Les faits : dans la nuit du 29 au 30 juin 1860 Saville, un garçonnet âgé de presque quatre ans, est enlevé puis assassiné chez lui alors qu’il dormait à quelques mètres de la chambre de ses parents, dans la nursery avec Eveline sa petite sœur de vingt mois et la nurse Elisabeth Gough.

La famille fait partie de la bourgeoisie et leur demeure est une maison de maître de deux étages voisinant avec un hameau miséreux de quelques masures nommé Cottage Corner.

Elle est recomposée : Mary-Ann, Elisabeth, Constance et William sont issus d’un premier mariage, Mary-Amelia, Saville et Eveline du second. Samuel Kent avait épousé après la mort de sa première épouse sa maitresse employée comme nurse de ses enfants.

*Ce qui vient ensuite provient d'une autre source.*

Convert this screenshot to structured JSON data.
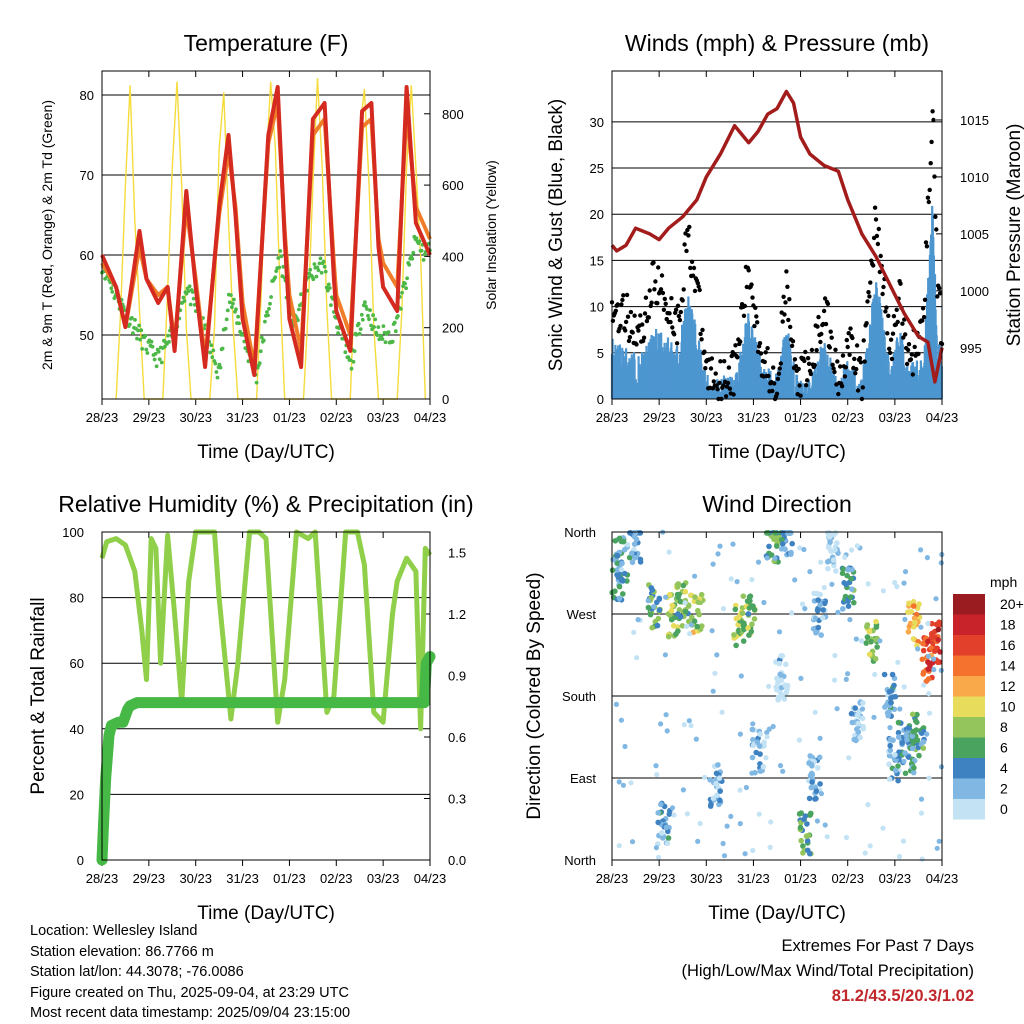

La domesticité est également bien fournie, trois employés sont logés dans la maison : la nurse Elisabeth Gough (22 ans), la cuisinière Sarah Kerslake (23 ans) et la bonne à tout faire Sarah Cox (22 ans). En plus de ces dames six domestiques viennent y travailler. Ils habitent le village de Trowbridge.

L’enquête patine, elle est conduite par un commissaire et par des constables peu habitués à ce genre d’affaire. Un médecin et un avocat, connaissances du chef de famille Samuel Kent, insistent pour faire venir un détective de Londres « avant que toute trace du crime n’ait disparu ou n’ait été effacée ». Le commissaire Foley ne veut pas les entendre, ni le Home Office arguant que « maintenant que chaque comté a sa police, on recourt rarement aux fonctionnaires basés à Londres ».

Les rumeurs se mettent à circuler, la presse s’en mêle. Un jour la nurse est la coupable, le lendemain c’est le père de la victime ou bien la jeune sœur de 16 ans Constance. Le 10 juillet « un éditorial du Morning Post ridiculise les tentatives menées par les policiers du Wiltshire pour découvrir le meurtrier de Saville ». Le journal demande que l’affaire soit confiée au plus expérimenté des détectives même s’il reconnaît que cela suppose la violation d’un espace sacro-saint : le foyer anglais…

Le 15 juillet 1860, Jack Whicher, policier de Scotland Yard reçoit l’ordre de se transporter à Road.

Mon avis : passionnant ! Le premier livre de Kate m’avait enthousiasmé, le second : même sentiment. Encore un fait divers oui mais pas n’importe lequel, Kate ne s’intéresse qu’aux faits divers qui ont modifiés la société britannique et puis quel brio de l’auteur pour nous plonger encore une fois au cœur de ce 19e siècle victorien immobile mais en voie de transformation.

Au delà de la résolution de l’affaire c’est l’occasion de décrire la naissance du détective à la fois dans l’action mais aussi dans la fiction. Jack Whicher, c’est l’un des huit premiers policiers de Scotland Yard. Agé de 45 ans il est le doyen de son unité et jouit d’un prestige considérable. Charles Dickens est un de ses amis, il le considère comme un modèle de la modernité. Le collaborateur de Dickens au Household Words va écrire un récit issu des enquêtes de terrain de Whicher, ce sera la première description d’un détective anglais.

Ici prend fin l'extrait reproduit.